Il Pakistan ha offerto ufficialmente di ospitare colloqui di pace tra Stati Uniti e Iran, proponendosi come mediatore in una delle crisi più delicate del panorama internazionale. L’annuncio, arrivato attraverso il ministero degli Esteri di Islamabad, riflette l’ambizione del Paese di ritagliarsi un ruolo diplomatico di primo piano in un momento in cui le tensioni tra Washington e Teheran rischiano di sfociare in un nuovo ciclo di instabilità regionale. La proposta è stata accolta con cautela dalle due capitali, ma ha immediatamente attirato l’attenzione degli osservatori internazionali. Il governo pakistano sostiene che solo un dialogo diretto possa evitare un’escalation dagli esiti imprevedibili, soprattutto alla luce dei recenti incidenti nel Golfo e delle accuse reciproche tra Stati Uniti e Iran. Islamabad, storicamente legata a Washington ma anche attenta a mantenere rapporti pragmatici con Teheran, ritiene di trovarsi in una posizione unica per facilitare un confronto che finora è stato ostacolato da diffidenze profonde e da un clima politico sempre più polarizzato.
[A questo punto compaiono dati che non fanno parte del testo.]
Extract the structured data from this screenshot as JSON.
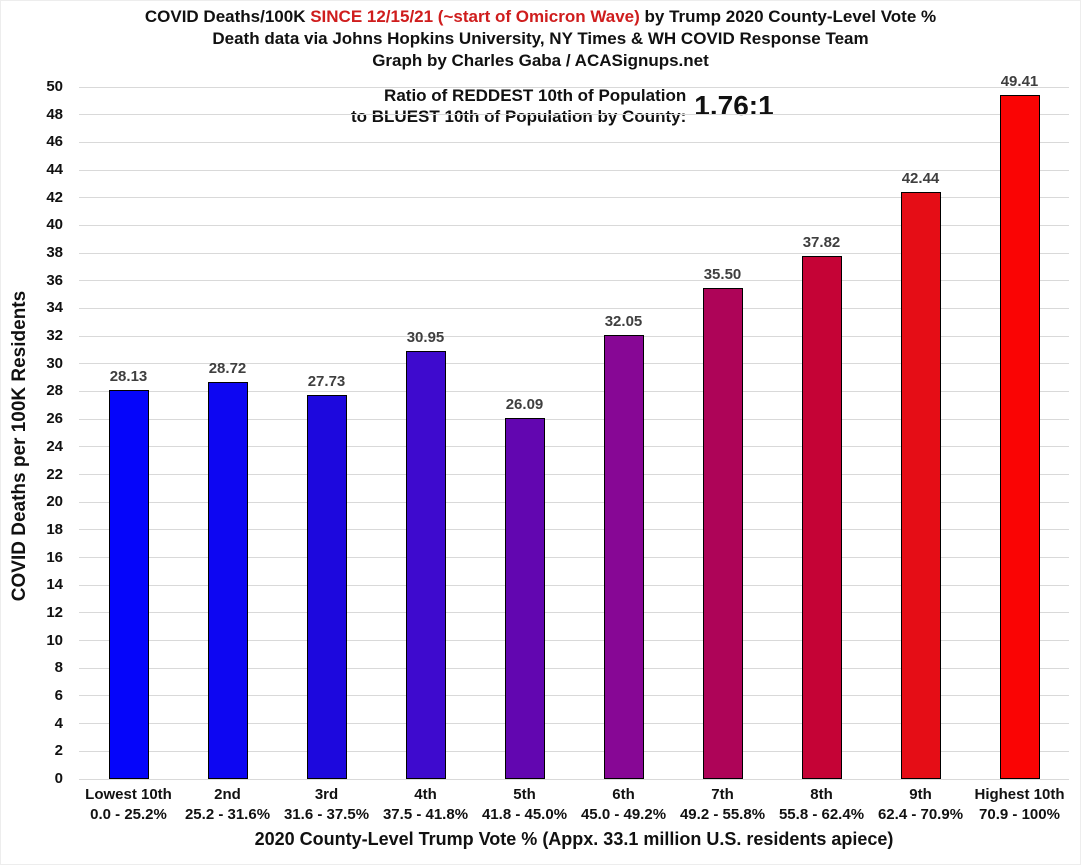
{
  "title": {
    "part1": "COVID Deaths/100K ",
    "highlight": "SINCE 12/15/21 (~start of Omicron Wave)",
    "part2": " by Trump 2020 County-Level Vote %",
    "highlight_color": "#cf1d1d",
    "line2": "Death data via Johns Hopkins University, NY Times & WH COVID Response Team",
    "line3": "Graph by Charles Gaba / ACASignups.net"
  },
  "annotation": {
    "line1": "Ratio of REDDEST 10th of Population",
    "line2": "to BLUEST 10th of Population by County:",
    "ratio": "1.76:1"
  },
  "chart_data": {
    "type": "bar",
    "title": "COVID Deaths/100K SINCE 12/15/21 (~start of Omicron Wave) by Trump 2020 County-Level Vote %",
    "subtitle": "Death data via Johns Hopkins University, NY Times & WH COVID Response Team",
    "credit": "Graph by Charles Gaba / ACASignups.net",
    "xlabel": "2020 County-Level Trump Vote % (Appx. 33.1 million U.S. residents apiece)",
    "ylabel": "COVID Deaths per 100K Residents",
    "ylim": [
      0,
      50
    ],
    "ytick_step": 2,
    "grid": true,
    "legend": "none",
    "categories": [
      "Lowest 10th",
      "2nd",
      "3rd",
      "4th",
      "5th",
      "6th",
      "7th",
      "8th",
      "9th",
      "Highest 10th"
    ],
    "category_ranges": [
      "0.0 - 25.2%",
      "25.2 - 31.6%",
      "31.6 - 37.5%",
      "37.5 - 41.8%",
      "41.8 - 45.0%",
      "45.0 - 49.2%",
      "49.2 - 55.8%",
      "55.8 - 62.4%",
      "62.4 - 70.9%",
      "70.9 - 100%"
    ],
    "values": [
      28.13,
      28.72,
      27.73,
      30.95,
      26.09,
      32.05,
      35.5,
      37.82,
      42.44,
      49.41
    ],
    "bar_colors": [
      "#0505fa",
      "#0d06f2",
      "#1d08dd",
      "#3e0ace",
      "#6206b0",
      "#870795",
      "#ae0458",
      "#c50336",
      "#e50d16",
      "#fa0404"
    ],
    "gridline_color": "#d9d9d9",
    "value_label_color": "#3f3f3f",
    "annotation": "Ratio of REDDEST 10th of Population to BLUEST 10th of Population by County: 1.76:1"
  }
}
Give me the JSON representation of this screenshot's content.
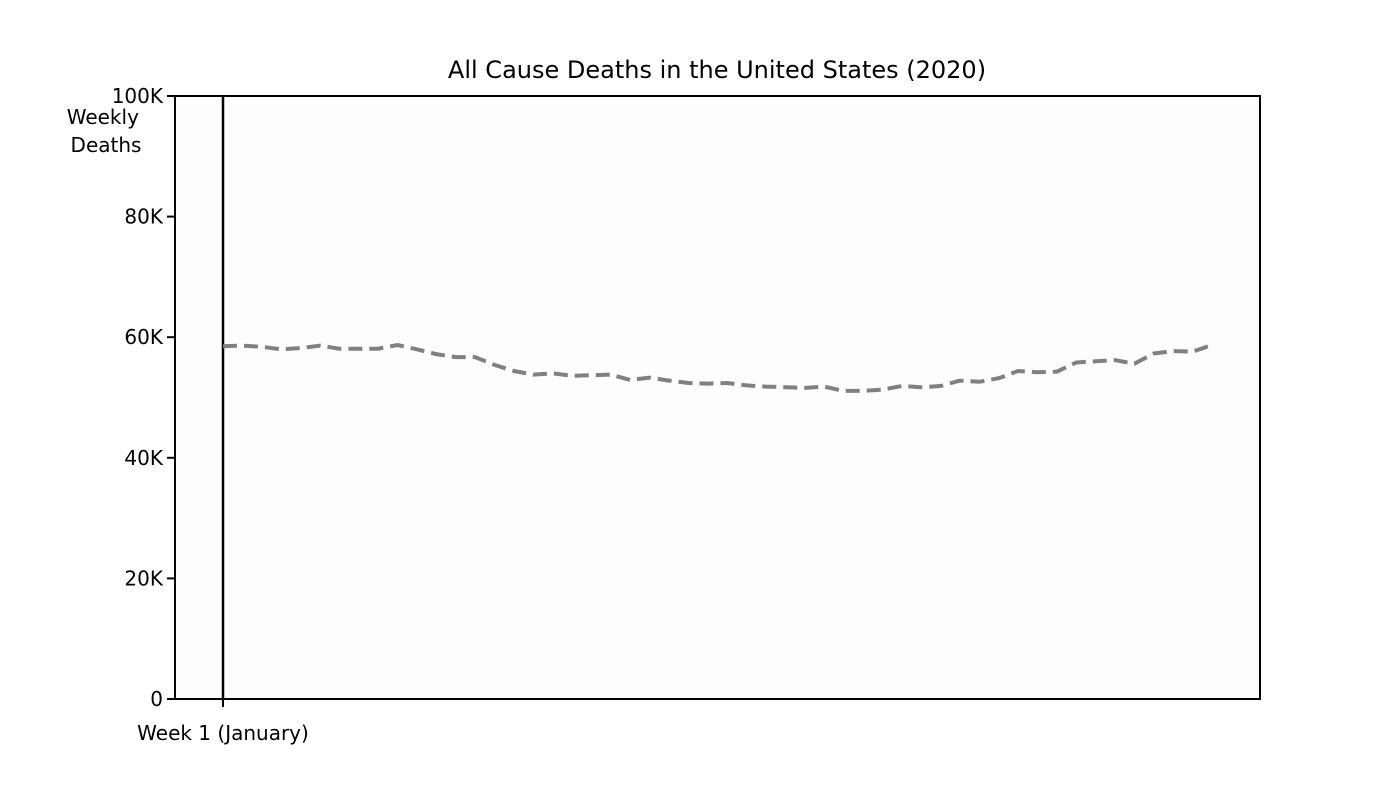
{
  "chart_data": {
    "type": "line",
    "title": "All Cause Deaths in the United States (2020)",
    "xlabel": "",
    "ylabel": "Weekly\nDeaths",
    "ylim": [
      0,
      100000
    ],
    "yticks": [
      {
        "value": 0,
        "label": "0"
      },
      {
        "value": 20000,
        "label": "20K"
      },
      {
        "value": 40000,
        "label": "40K"
      },
      {
        "value": 60000,
        "label": "60K"
      },
      {
        "value": 80000,
        "label": "80K"
      },
      {
        "value": 100000,
        "label": "100K"
      }
    ],
    "xlim": [
      0,
      52
    ],
    "xticks": [
      {
        "value": 1,
        "label": "Week 1 (January)"
      }
    ],
    "marker_line": {
      "x": 1,
      "color": "#000000"
    },
    "grid": false,
    "series": [
      {
        "style": "dashed",
        "color": "#808080",
        "x": [
          1,
          2,
          3,
          4,
          5,
          6,
          7,
          8,
          9,
          10,
          11,
          12,
          13,
          14,
          15,
          16,
          17,
          18,
          19,
          20,
          21,
          22,
          23,
          24,
          25,
          26,
          27,
          28,
          29,
          30,
          31,
          32,
          33,
          34,
          35,
          36,
          37,
          38,
          39,
          40,
          41,
          42,
          43,
          44,
          45,
          46,
          47,
          48,
          49,
          50,
          51,
          52
        ],
        "values": [
          58500,
          58600,
          58400,
          58000,
          58200,
          58600,
          58100,
          58100,
          58100,
          58700,
          58000,
          57200,
          56700,
          56700,
          55400,
          54400,
          53800,
          54000,
          53600,
          53700,
          53800,
          52900,
          53300,
          52800,
          52400,
          52300,
          52400,
          52000,
          51800,
          51700,
          51600,
          51800,
          51100,
          51100,
          51300,
          51900,
          51700,
          51900,
          52800,
          52600,
          53200,
          54400,
          54200,
          54300,
          55800,
          56000,
          56200,
          55600,
          57300,
          57700,
          57600,
          58700
        ]
      }
    ]
  }
}
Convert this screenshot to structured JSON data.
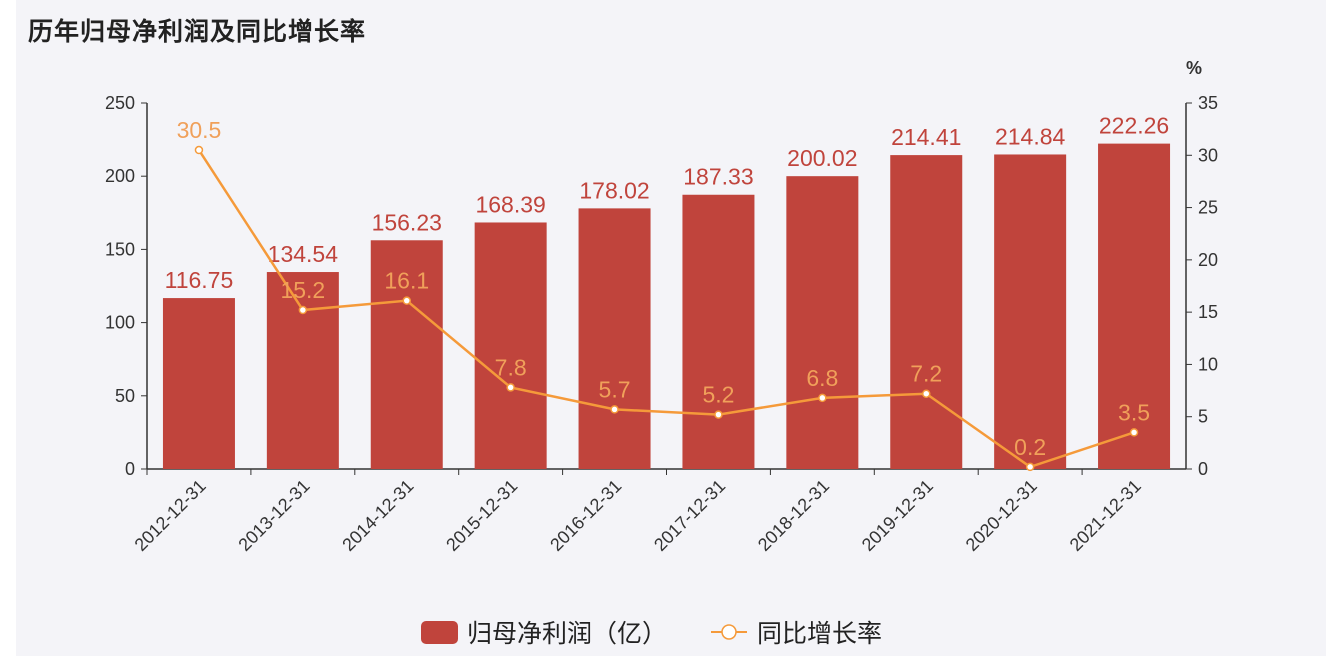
{
  "title": "历年归母净利润及同比增长率",
  "chart_data": {
    "type": "bar",
    "title": "历年归母净利润及同比增长率",
    "categories": [
      "2012-12-31",
      "2013-12-31",
      "2014-12-31",
      "2015-12-31",
      "2016-12-31",
      "2017-12-31",
      "2018-12-31",
      "2019-12-31",
      "2020-12-31",
      "2021-12-31"
    ],
    "series": [
      {
        "name": "归母净利润（亿）",
        "type": "bar",
        "axis": "left",
        "color": "#c0443c",
        "values": [
          116.75,
          134.54,
          156.23,
          168.39,
          178.02,
          187.33,
          200.02,
          214.41,
          214.84,
          222.26
        ]
      },
      {
        "name": "同比增长率",
        "type": "line",
        "axis": "right",
        "color": "#f59a3a",
        "values": [
          30.5,
          15.2,
          16.1,
          7.8,
          5.7,
          5.2,
          6.8,
          7.2,
          0.2,
          3.5
        ]
      }
    ],
    "left_axis": {
      "ylim": [
        0,
        250
      ],
      "ticks": [
        0,
        50,
        100,
        150,
        200,
        250
      ]
    },
    "right_axis": {
      "label": "%",
      "ylim": [
        0,
        35
      ],
      "ticks": [
        0,
        5,
        10,
        15,
        20,
        25,
        30,
        35
      ]
    },
    "legend_position": "bottom-center",
    "grid": false
  }
}
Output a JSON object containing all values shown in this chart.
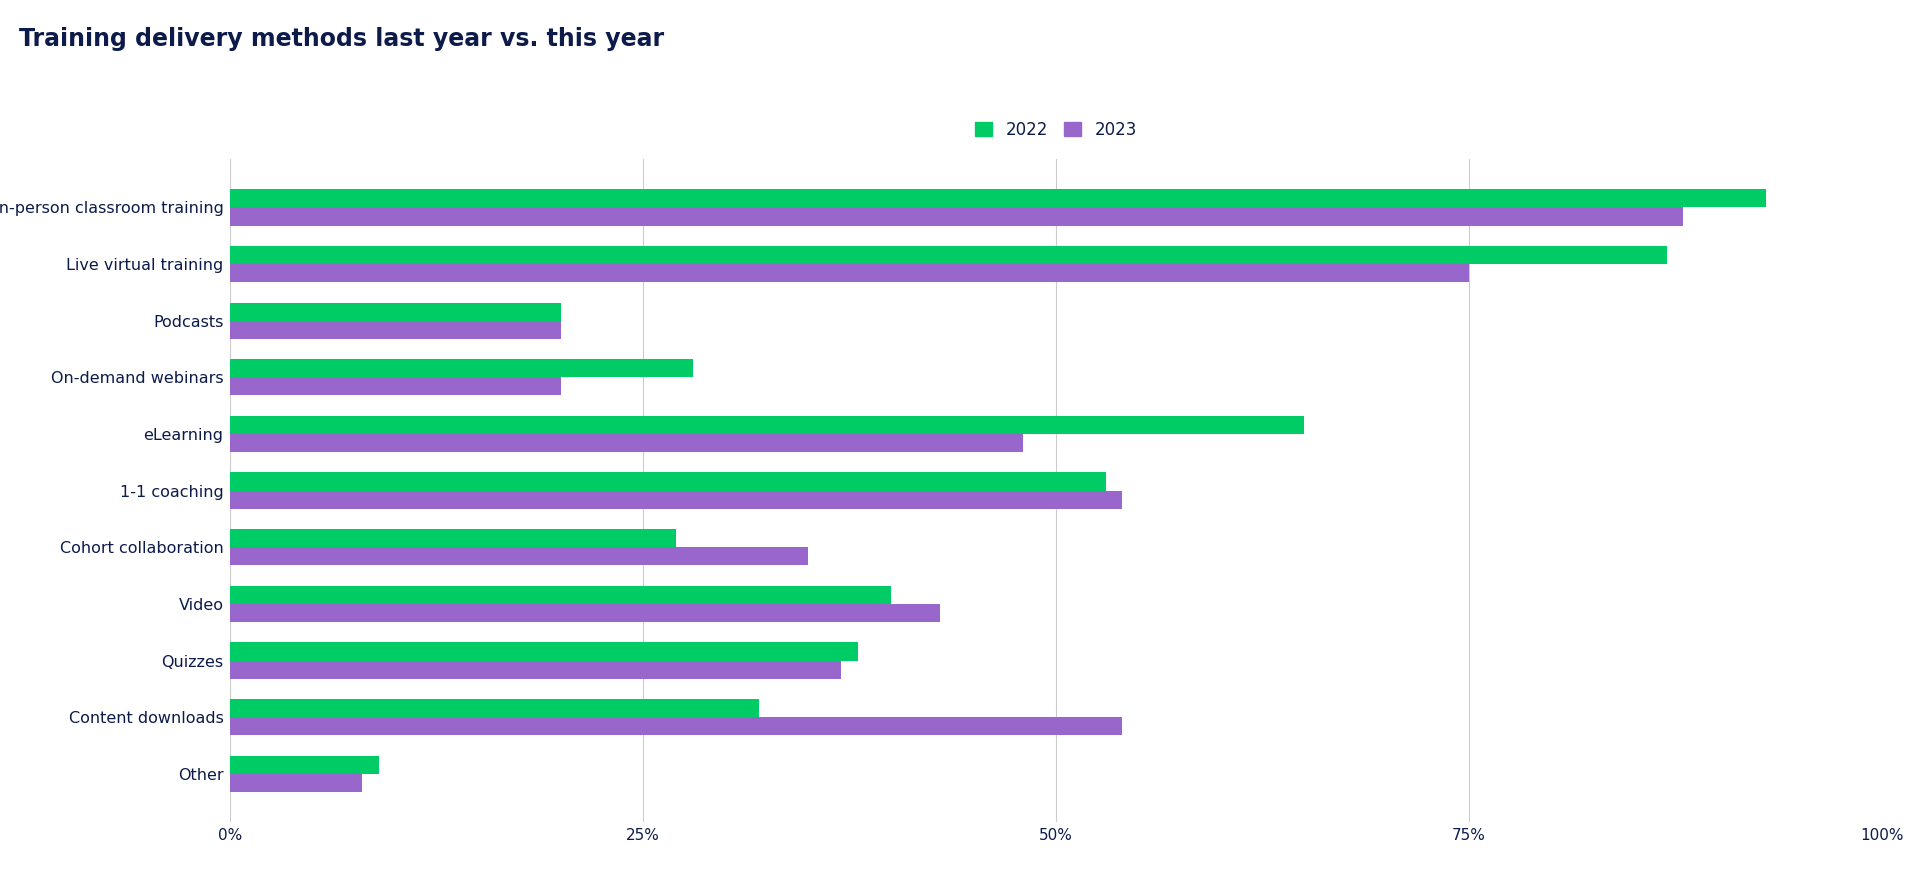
{
  "title": "Training delivery methods last year vs. this year",
  "title_color": "#0d1b4b",
  "categories": [
    "In-person classroom training",
    "Live virtual training",
    "Podcasts",
    "On-demand webinars",
    "eLearning",
    "1-1 coaching",
    "Cohort collaboration",
    "Video",
    "Quizzes",
    "Content downloads",
    "Other"
  ],
  "values_2022": [
    93,
    87,
    20,
    28,
    65,
    53,
    27,
    40,
    38,
    32,
    9
  ],
  "values_2023": [
    88,
    75,
    20,
    20,
    48,
    54,
    35,
    43,
    37,
    54,
    8
  ],
  "color_2022": "#00cc66",
  "color_2023": "#9966cc",
  "legend_labels": [
    "2022",
    "2023"
  ],
  "xlim": [
    0,
    100
  ],
  "xticks": [
    0,
    25,
    50,
    75,
    100
  ],
  "xticklabels": [
    "0%",
    "25%",
    "50%",
    "75%",
    "100%"
  ],
  "bar_height": 0.32,
  "background_color": "#ffffff",
  "grid_color": "#cccccc",
  "label_fontsize": 11.5,
  "title_fontsize": 17,
  "tick_fontsize": 11,
  "legend_fontsize": 12
}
La Casa Bianca non ha ancora espresso una posizione definitiva, limitandosi a riconoscere “l’impegno costruttivo” del Pakistan. L’Iran, dal canto suo, ha accolto la proposta con toni prudenti, ribadendo che qualsiasi negoziato dovrà basarsi sul rispetto reciproco e sulla fine delle sanzioni economiche. Entrambe le parti sembrano consapevoli che un tavolo di dialogo potrebbe offrire una via d’uscita diplomatica, ma restano forti le resistenze interne e le pressioni dei rispettivi alleati regionali.
Per Islamabad, la mossa rappresenta anche un tentativo di rafforzare la propria immagine internazionale dopo anni segnati da instabilità politica ed economica. Offrire il proprio territorio come sede di colloqui di pace significa puntare su un ruolo più assertivo nella diplomazia globale, in un contesto in cui il Medio Oriente continua a essere un crocevia di rivalità e interessi strategici.